Peudomyxoma peritonei didefinisikan sebagai temuan klinis berupa ascites musinus yang luas, implantasi epitel kista pada permukaan peritoneum, dan disertai perlekatan, sehingga dapat menyebabkan obstruksi usus dan kematian. Hal ini akibat potensi sel epitel untuk tumbuh membentuk struktur kelenjar, kelenjar membentuk kista-kista baru, yang akan membentuk kista multilokuler. Dikaitkan dengan tumor musinus primer ekstraovarium, umumnya karsinoma appendiceal, dengan pertumbuhan sekunder pada ovarium dengan penyebaran pada peritoneum. Angka kelangsungan hidup 10 tahun pada karsinoma stadium I non invasif dan  invasif  masing-masing adalah lebih dari 95% dan 90% (Wheeler, 2001; Kumar dkk., 2010).
       Analisa perubahan genetik belum memberikan data yang memadai untuk menjelaskan patogenesis tumor musinus seperti halnya pada tumor serus. Salah satu temuan yang konsisten adalah mutasi protoonkogen KRAS. Mutasinya terjadi pada 58% cystadenoma, 75-86% tumor borderline, dan 85% pada karsinoma musinus primer (Kumar dkk., 2010).
3)        Tumor endometrioid   
       Tumor endometrioid memiliki karakteristik adanya elemen epitel, elemen stroma, atau kombinasi keduanya serupa dengan yang ada pada endometrium (Kaku dkk., 2003). Karsinoma endometrioid merupakan 20% dari semua kanker ovarium, dengan frekuensi tumor jinak dan borderline yang sangat jarang. Tumor ini terjadi bilateral pada 40% kasus, dan berhubungan dengan ekstensi neoplasma di luar saluran genital. Pada stadium I angka kelangsungan hidup untuk 5 tahunnya adalah 75% (Berek, 2007; Kumar dkk., 2010).

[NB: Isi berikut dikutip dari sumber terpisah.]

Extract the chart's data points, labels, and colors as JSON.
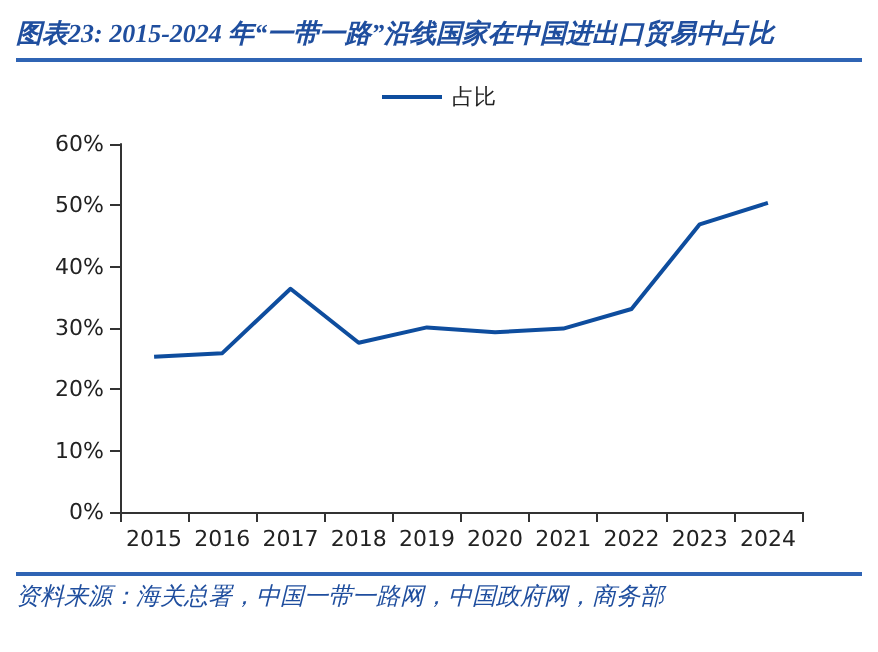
{
  "chart_data": {
    "type": "line",
    "title": "图表23: 2015-2024 年“一带一路”沿线国家在中国进出口贸易中占比",
    "categories": [
      "2015",
      "2016",
      "2017",
      "2018",
      "2019",
      "2020",
      "2021",
      "2022",
      "2023",
      "2024"
    ],
    "series": [
      {
        "name": "占比",
        "color": "#0e4d9e",
        "values": [
          0.253,
          0.259,
          0.364,
          0.276,
          0.301,
          0.293,
          0.299,
          0.331,
          0.469,
          0.504
        ]
      }
    ],
    "ylim": [
      0,
      0.6
    ],
    "yticks": [
      {
        "value": 0,
        "label": "0%"
      },
      {
        "value": 0.1,
        "label": "10%"
      },
      {
        "value": 0.2,
        "label": "20%"
      },
      {
        "value": 0.3,
        "label": "30%"
      },
      {
        "value": 0.4,
        "label": "40%"
      },
      {
        "value": 0.5,
        "label": "50%"
      },
      {
        "value": 0.6,
        "label": "60%"
      }
    ],
    "legend": "top",
    "grid": false,
    "marker": "none",
    "line_style": "solid",
    "annotations": [
      "资料来源：海关总署，中国一带一路网，中国政府网，商务部"
    ]
  }
}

Tumor jenis ini dibedakan dari tumor serus dan musinus melalui adanya struktur kelenjar tubuler yang memiliki kemiripan dengan endometrium. Tumor endometrioid borderline dikaitkan dengan endometriosis, dan 15-30% karsinoma endometrioid disertai dengan karsinoma endometrium. Kasus karsinoma endometrioid  yang berhubungan dengan endometriosis ditemukan terjadi pada usia yang lebih muda 10 tahun dibandingkan dengan kasus yang tidak berhubungan dengan endometriosis.
       Tumor endometrioid borderline memiliki spektrum morfologi yang luas. Tumor dapat memiliki kemiripan dengan polip endometrium atau kompleks hiperplasia endometrial dengan kelenjar, atau memiliki komponen fibroma yang jelas. Karsinoma endometrioid muncul dalam kombinasi tumor kistik dan solid, berisi cairan berwarna coklat gelap, dengan karakteristik pola adenomatous serta dalam bentuk berbagai potensi variasi epitel pada uterus (Kaku dkk.,2003; Berek, 2007; Kumar dkk., 2010). Tumor endometrioid berdiferensiasi buruk sulit dibedakan dengan tumor serus, dan seringkali tumor jenis ini dikategorikan ke dalam tumor serus. Hal ini menyebabkan tumor endometrioid secara keseluruhan memiliki prognosis yang baik (Schorge dkk., 2008).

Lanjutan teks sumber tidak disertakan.